Shades of Grey ist irgendwie eine Mischung aus Science Fiction und Fantasy, vor allem eben die übliche Fantasterei, die eben so rauskommt, wenn Jasper Fforde sich was ausdenkt. In der Welt von Shades of Grey basiert die Gesellschaft auf der Fähigkeit, bestimmte Farben zu erkennen. Dazu gibt es fleischfressende Bäume und sich selbst reinigende Straßen, aber kaum noch Löffel, also das übliche Gewusel von wilden Ideen und deswegen ist Shades of Grey eben auch so toll.

3. The Fry Chronicles von Stephen Fry
Stephen Fry gehört ja sowieso spätestens seit diesem Jahr zu meinen Lieblingsmenschen, ungefähr seit ich QI entdeckt habe und das auch immer noch (scheinbar vergeblich) allen ganz dolle ans Herz lege. Guckt das! Ernsthaft, guckt das.

In The Fry Chronicles erzählt Stephen Fry seine Lebensgeschichte so ab der Kindheit bis so Ende Zwanzig und das mag nicht viel erscheinen, es passiert aber ganz viel und wenn nicht so viel passiert, dann erzählt Stephen Fry das trotzdem so charmant, dass man doch denkt, es wäre viel passiert.

Ich habe dieses Buch als Hörbuch „gelesen“, von Herrn Fry selbst vorgelesen, was natürlich noch mal besonders schön ist. Ganz groß, und ich mag den Mann immer mehr.

2. Dash and Lily’s Book of Dares von Rachel Cohn & David Levithan
Wundervoll, wundervoll, wundervoll. Dash and Lily’s Book of Dares ist so ein Buch, das macht, dass einem ganz wuschelig ums Herz wird, weil alles drin vorkommt, was schön und wuschelig ist. Rätsel, eine Schnitzeljagd, Winter, New York City, Weihnachten, Bücher und eine kleine Liebesgeschichte mittendrin.

Dash and Lily’s Book of Dares ist ein Jugendbuch, etwa von dem Kaliber von Markus Zusak’s I am the Messenger, was ich auch schon geliebt habe und bei dem ich ein paar Mal einfach spontan losgeweint hab. Es wird abwechselnd aus der Sicht von Lily und von Dash erzählt, Lily liebt Weihnachten, Dash hasst es und die beiden schicken sich mit Hilfe eines roten Notizbuches quer durch New York und geben sich immer neue Aufgaben.
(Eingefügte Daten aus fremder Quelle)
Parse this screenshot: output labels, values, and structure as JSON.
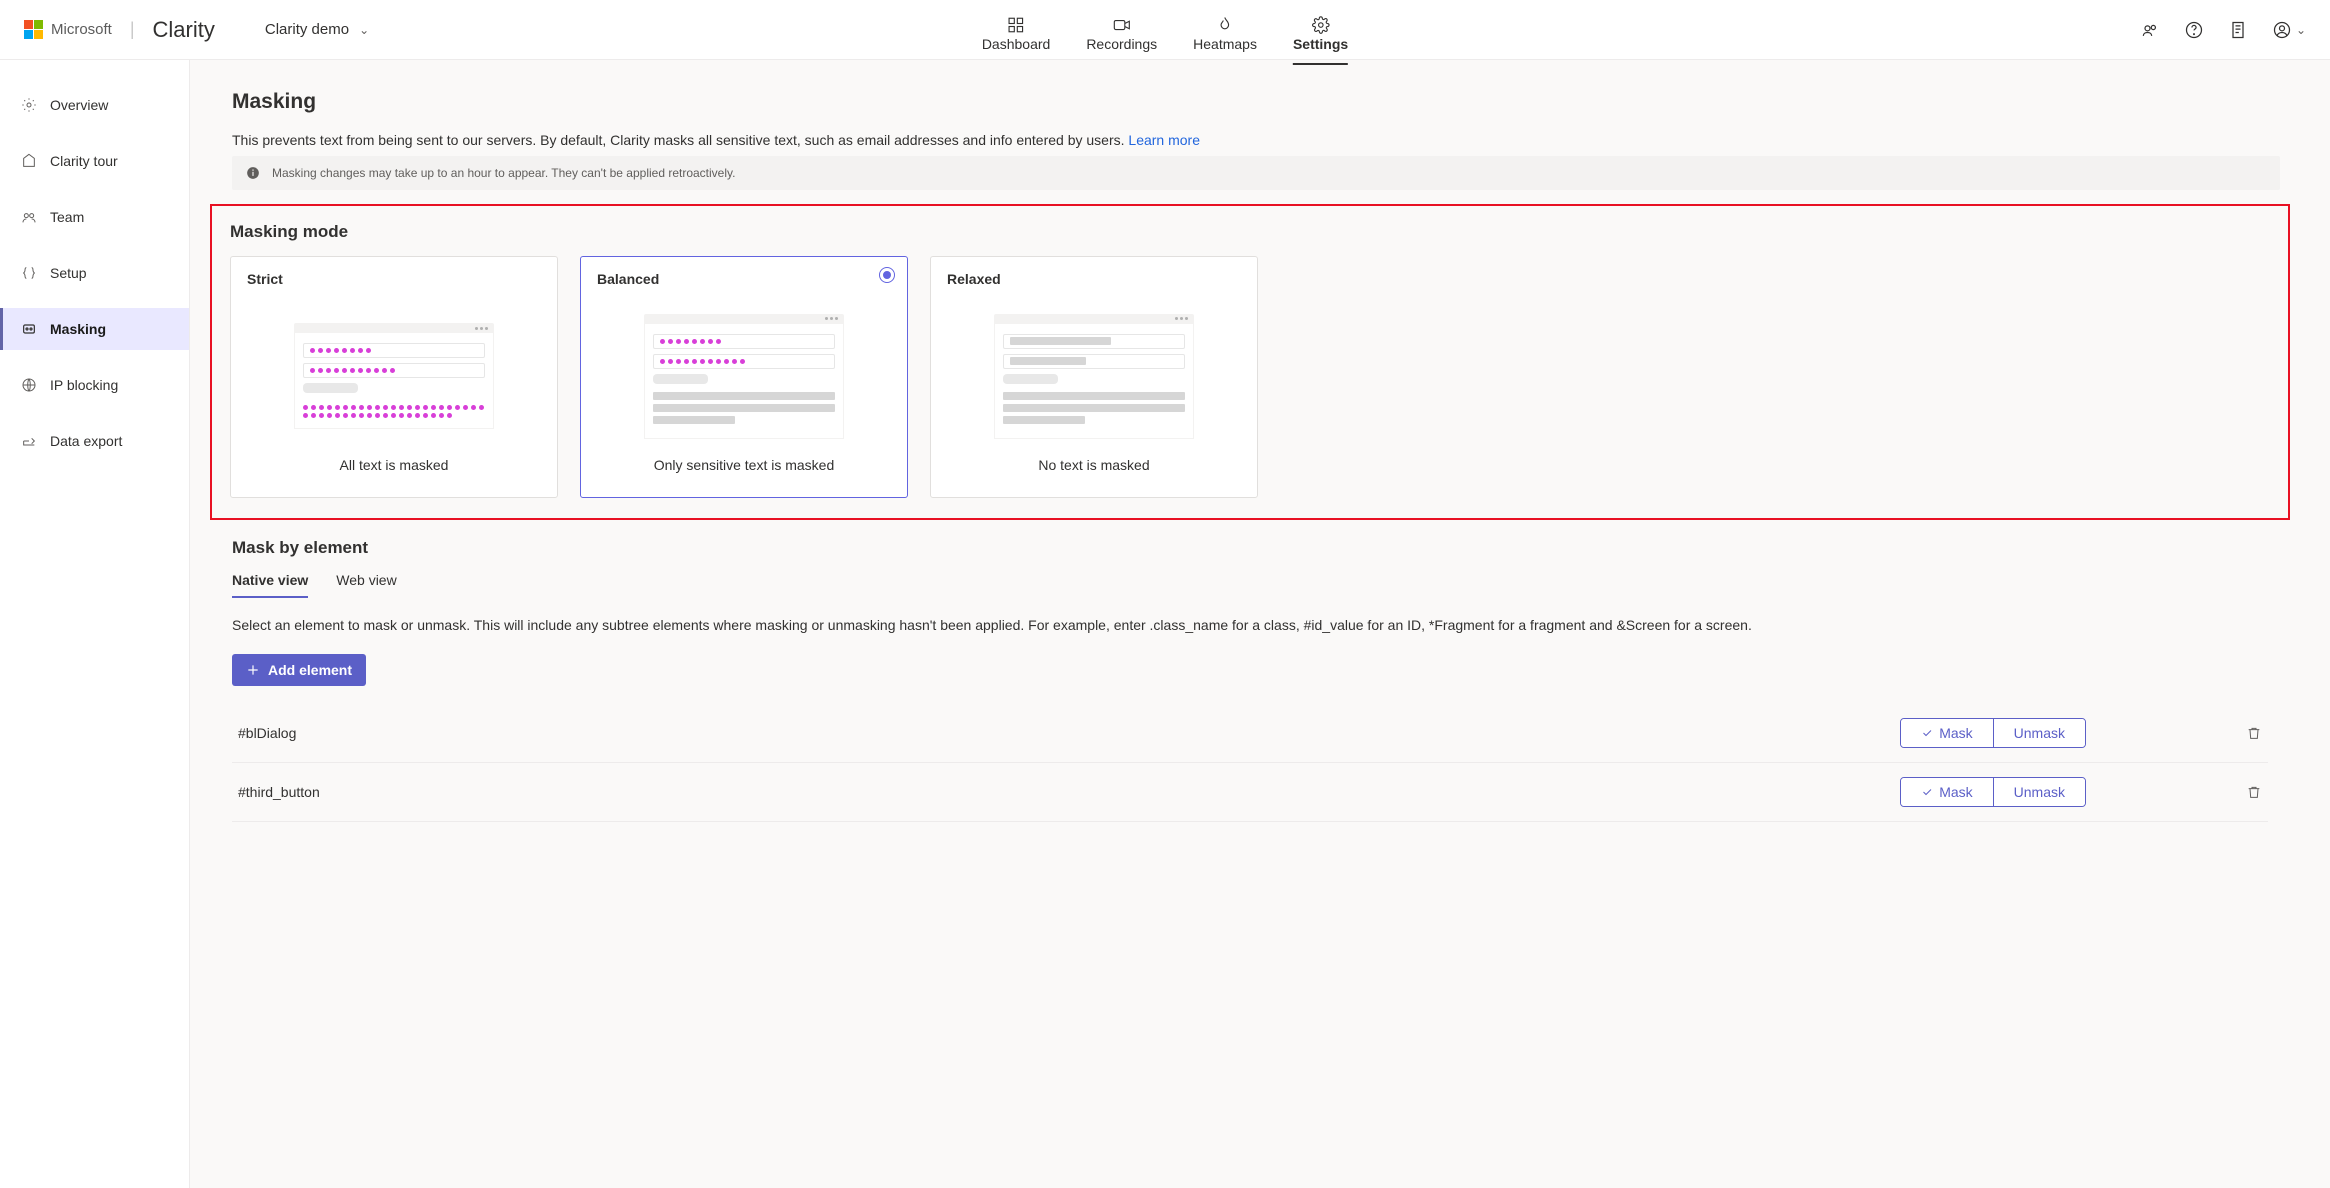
{
  "header": {
    "brand_ms": "Microsoft",
    "brand_app": "Clarity",
    "project_name": "Clarity demo",
    "nav": [
      {
        "label": "Dashboard",
        "icon": "dashboard-icon"
      },
      {
        "label": "Recordings",
        "icon": "video-icon"
      },
      {
        "label": "Heatmaps",
        "icon": "flame-icon"
      },
      {
        "label": "Settings",
        "icon": "gear-icon"
      }
    ]
  },
  "sidebar": {
    "items": [
      {
        "label": "Overview"
      },
      {
        "label": "Clarity tour"
      },
      {
        "label": "Team"
      },
      {
        "label": "Setup"
      },
      {
        "label": "Masking"
      },
      {
        "label": "IP blocking"
      },
      {
        "label": "Data export"
      }
    ]
  },
  "page": {
    "title": "Masking",
    "description": "This prevents text from being sent to our servers. By default, Clarity masks all sensitive text, such as email addresses and info entered by users. ",
    "learn_more": "Learn more",
    "alert": "Masking changes may take up to an hour to appear. They can't be applied retroactively."
  },
  "masking_mode": {
    "title": "Masking mode",
    "cards": [
      {
        "title": "Strict",
        "caption": "All text is masked"
      },
      {
        "title": "Balanced",
        "caption": "Only sensitive text is masked"
      },
      {
        "title": "Relaxed",
        "caption": "No text is masked"
      }
    ]
  },
  "mask_by_element": {
    "title": "Mask by element",
    "tabs": [
      "Native view",
      "Web view"
    ],
    "desc": "Select an element to mask or unmask. This will include any subtree elements where masking or unmasking hasn't been applied. For example, enter .class_name for a class, #id_value for an ID, *Fragment for a fragment and &Screen for a screen.",
    "add_label": "Add element",
    "mask_label": "Mask",
    "unmask_label": "Unmask",
    "rows": [
      {
        "selector": "#blDialog"
      },
      {
        "selector": "#third_button"
      }
    ]
  }
}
Und so einfach wie die Geschichte ist, so schön ist sie auch. Außerdem eben Rätsel und Schnitzeljagd.

1. Die Herrenausstatterin von Mariana Leky
Ich hätte dieses Buch sicher nie gelesen, wenn es mir nicht so dolle von Isa empfohlen worden wäre, die ja auch schon gesagt hat, dass sie es wahrscheinlich nie gelesen hätte, wenn es ihr nicht so dolle von anderen Leuten empfohlen worden wäre.

Und das Buch ist eben einfach wunderbar. Katja Wiesberg wurde verlassen und dann stirbt ihr Mann und wo sie da so alleine in ihrer Wohnung sitzt, da taucht auf einmal Herr Blank auf, den nur sie sehen kann und der auch nicht mehr geht. Dann taucht auch noch ein Feuerwehrmann auf, der auch nicht so wirklich verschwinden will.

Die Herrenausstatterin ist unglaublich witzig und man muss dauernd lachen, und das ist gut so, denn eigentlich ist es furchbar traurig und es endet auch so, dass ich zwanzig Seiten durchgeheult habe und aus Verzweiflung mein Kissen getreten habe, weil ich nicht wollte, dass es so endet, aber es geht eben nicht anders.

Und wenn man so auf ein Buch reagiert, dann vor allem, weil es so wunderschön ist.

 

Und das war’s jetzt. Zufrieden? Die Special Awards für besondere Leistungen folgen dann demnächst.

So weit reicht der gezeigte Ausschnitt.